Schlafly had an uncanny knack for bringing together women of diverse religious and social backgrounds—and making them seem more numerous than they really were. She insisted on equal airtime to rebut the amendment and taught her followers to remind everyone they spoke to that they represented a “silent majority.” She also painted feminists and ERA advocates as foreign, unappealing and dangerous.

“Everywhere, ERA opponents took care to present themselves as feminine rather than feminist,” writes historian Marjorie J. Spruill. They adopted pink as their trademark color, aggressively distributed anti-ERA literature, and charmed legislators with baked goods and earnest pleas to the gender status quo.

Young girls hold up banners at the 'Call to the Nation's Conscience' Equal Rights Amendment rally on the steps of the Lincoln Memorial in 1981.

Young girls hold up banners at the 'Call to the Nation's Conscience' Equal Rights Amendment rally on the steps of the Lincoln Memorial in 1981.

Legislators began to turn their backs on the amendment.

Schlafly single handedly turned the ERA from a widely accepted concept into a culture war…and spooked legislators in the process. Though the amendment had been ratified by 22 states in its first year, the pace of ratification slowed. Then, states that had ratified the amendment began dropping out. Nebraska, Tennessee, Idaho, and Kentucky, and South Dakota all voted to rescind their prior support of the amendment.

After a court battle, a federal district court ruled that Idaho could rescind its support and that the lack of support in the state should be recognized, indicating that if other legal challenges were brought, they would likely fall in favor of the states that rescinded their adoptions of the amendment.

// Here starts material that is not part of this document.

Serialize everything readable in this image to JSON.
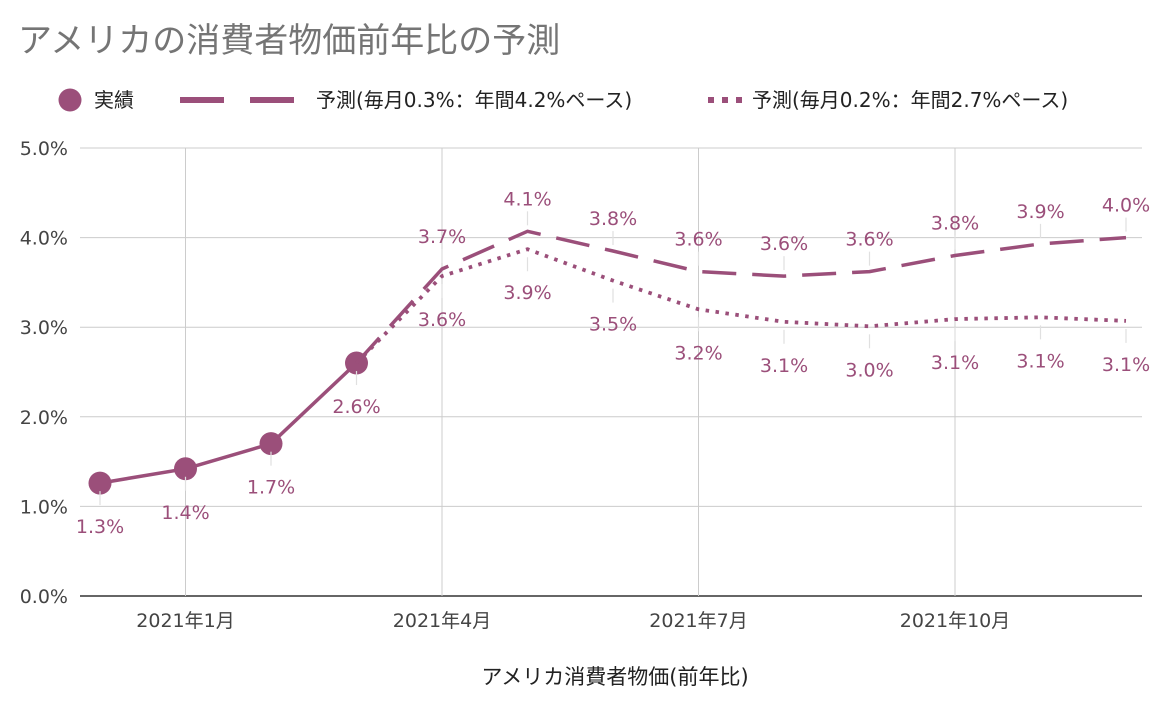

In 1978, recognizing that the adoption pace was slow, legislators extended the ratification period to 1982. But the amendment only had the support of 35 states. The amendment wasn’t dead, though.

Nearly 50 years later: the amendment still has legs, but its future is unclear.

In 2017, Nevada ratified the ERA. In May 2018, Illinois followed. Now, some advocates are pinning their hopes on Virginia to become the final state to ratify the amendment. But it’s unclear what might happen if a 38th state ratifies the ERA. Since it expired decades ago, someone in Congress could give it a fresh start as a new bill, but it would then have to pass the House and the Senate and be re-ratified by all 38 states. If the additional states that ratified since 1982 are to be recognized, Congress would have to pass legislation that re-extends the deadline.

It’s unclear if the amendment could survive either attempt, or whether the ERA will eventually become law. Lawsuits would almost certainly accompany any concerted effort to make the ERA law by adopting the newer ratifications, and introducing the amendment anew risks having states that once supported the ERA fall off the “yes” list.

What is certain is that a simple sentence declaring equality of the sexes is, for now, a dream deferred. Its supporters have waited nearly a century for the amendment to pass, and even longer for equal rights. If the long afterlife of the Equal Rights Amendment is any indication, they’re willing to wait even longer.